Bakterien können sich unbemerkt im Schwamm vermehren

Küchenschwämme bieten durch Feuchtigkeit, Porenstruktur und Lebensmittelreste günstige Bedingungen für Bakterien. Nach Angaben des BfR können sich dort auch Erreger wie Salmonellen oder Escherichia coli ansiedeln. In der Untersuchung vermehrten sich getestete Bakterien innerhalb weniger Tage deutlich und überstanden auch mehrtägige Austrocknung. Bereits leichter Druck reichte aus, um Keime vom Schwamm auf Oberflächen zu übertragen.
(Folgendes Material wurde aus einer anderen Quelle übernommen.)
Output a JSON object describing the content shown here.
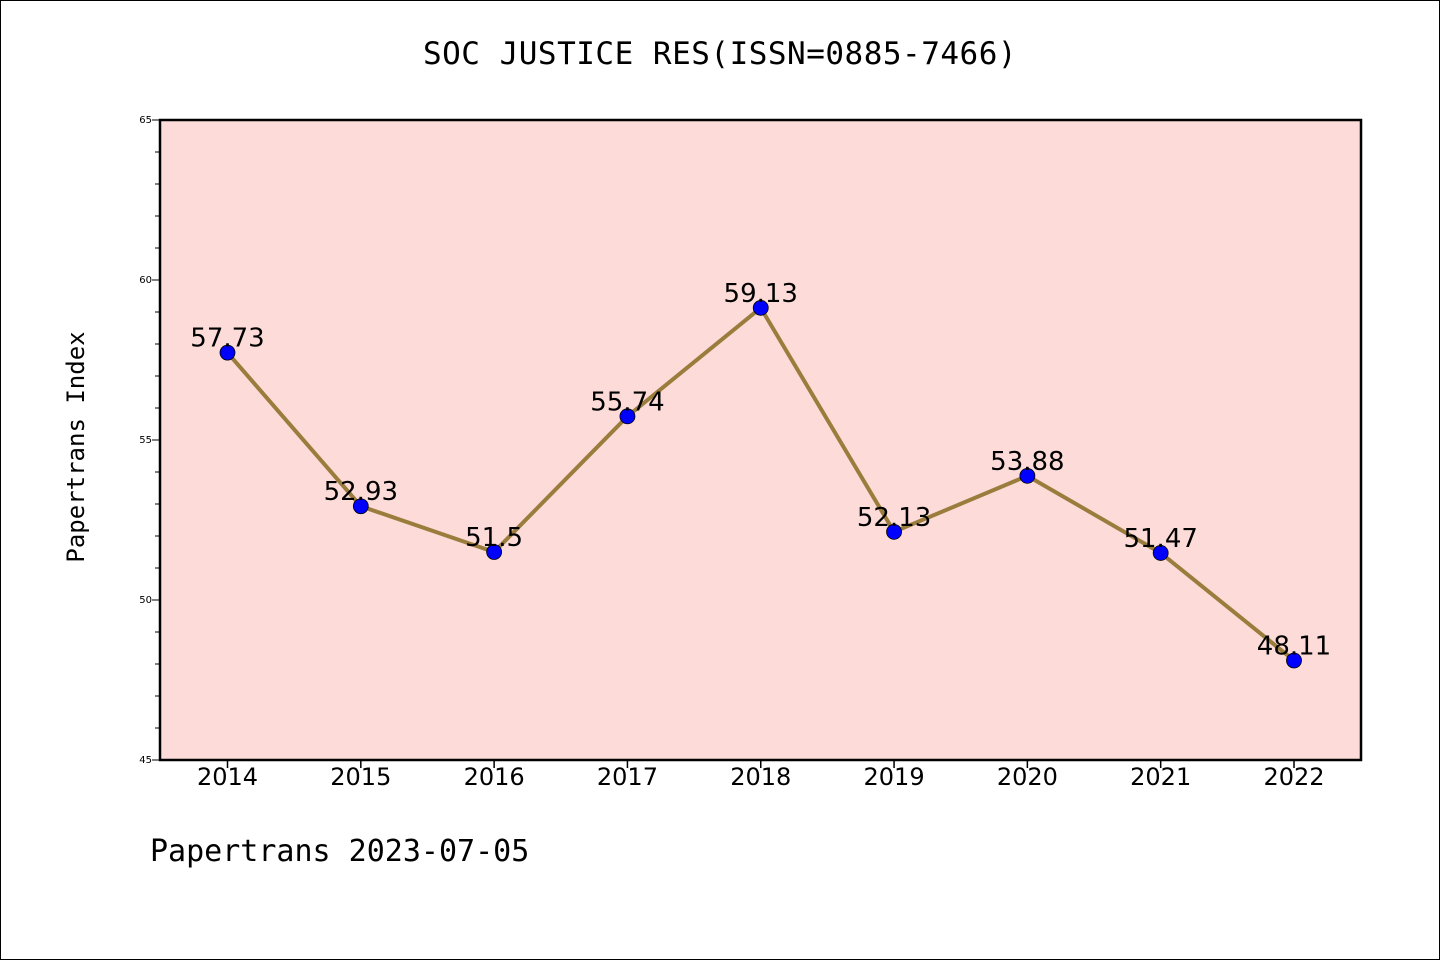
{
  "page": {
    "title": "SOC JUSTICE RES(ISSN=0885-7466)",
    "footer": "Papertrans 2023-07-05"
  },
  "chart_data": {
    "type": "line",
    "title": "SOC JUSTICE RES(ISSN=0885-7466)",
    "xlabel": "",
    "ylabel": "Papertrans Index",
    "categories": [
      "2014",
      "2015",
      "2016",
      "2017",
      "2018",
      "2019",
      "2020",
      "2021",
      "2022"
    ],
    "series": [
      {
        "values": [
          57.73,
          52.93,
          51.5,
          55.74,
          59.13,
          52.13,
          53.88,
          51.47,
          48.11
        ],
        "labels": [
          "57.73",
          "52.93",
          "51.5",
          "55.74",
          "59.13",
          "52.13",
          "53.88",
          "51.47",
          "48.11"
        ]
      }
    ],
    "ylim": [
      45,
      65
    ],
    "yticks": [
      "45",
      "50",
      "55",
      "60",
      "65"
    ],
    "grid": false,
    "colors": {
      "plot_background": "#fddbd8",
      "line": "#9a7d3c",
      "marker": "#0000ff"
    }
  }
}
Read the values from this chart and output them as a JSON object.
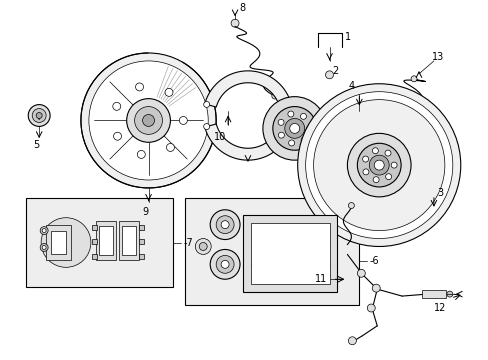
{
  "bg_color": "#ffffff",
  "lc": "#000000",
  "gray1": "#f0f0f0",
  "gray2": "#e0e0e0",
  "gray3": "#c8c8c8",
  "gray4": "#aaaaaa",
  "box_bg": "#eeeeee"
}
Besonders problematisch kann das nach dem Kontakt mit rohem Fleisch werden. Wird ein Schwamm anschließend weiterverwendet, können Keime auf Arbeitsflächen, Schneidebretter oder andere Küchenbereiche gelangen. Werden Lebensmittel danach nicht mehr erhitzt, kann das Risiko einer Lebensmittelinfektion steigen.

Wann der Küchenschwamm ersetzt werden sollte

Eine feste allgemeine Frist nennt das BfR nicht. Entscheidend ist die Nutzung. Wurde der Schwamm für Flächen verwendet, die mit rohem Fleisch in Kontakt waren, sollte er anschließend entsorgt werden. In Haushalten mit Kindern, älteren Menschen oder kranken Personen empfiehlt das Institut, Schwämme häufiger auszutauschen.

Wer Schwämme nicht sofort wegwerfen möchte, kann die Keimbelastung laut BfR durch mindestens zwei Minuten in mehr als 70 Grad heißem Wasser verringern. Als Alternative nennt das Institut Bürsten oder Mikrofasertücher. Sie trocknen schneller und können in Spül- oder Waschmaschine gereinigt werden. Dafür sollten Programme mit mindestens 60 Grad genutzt werden.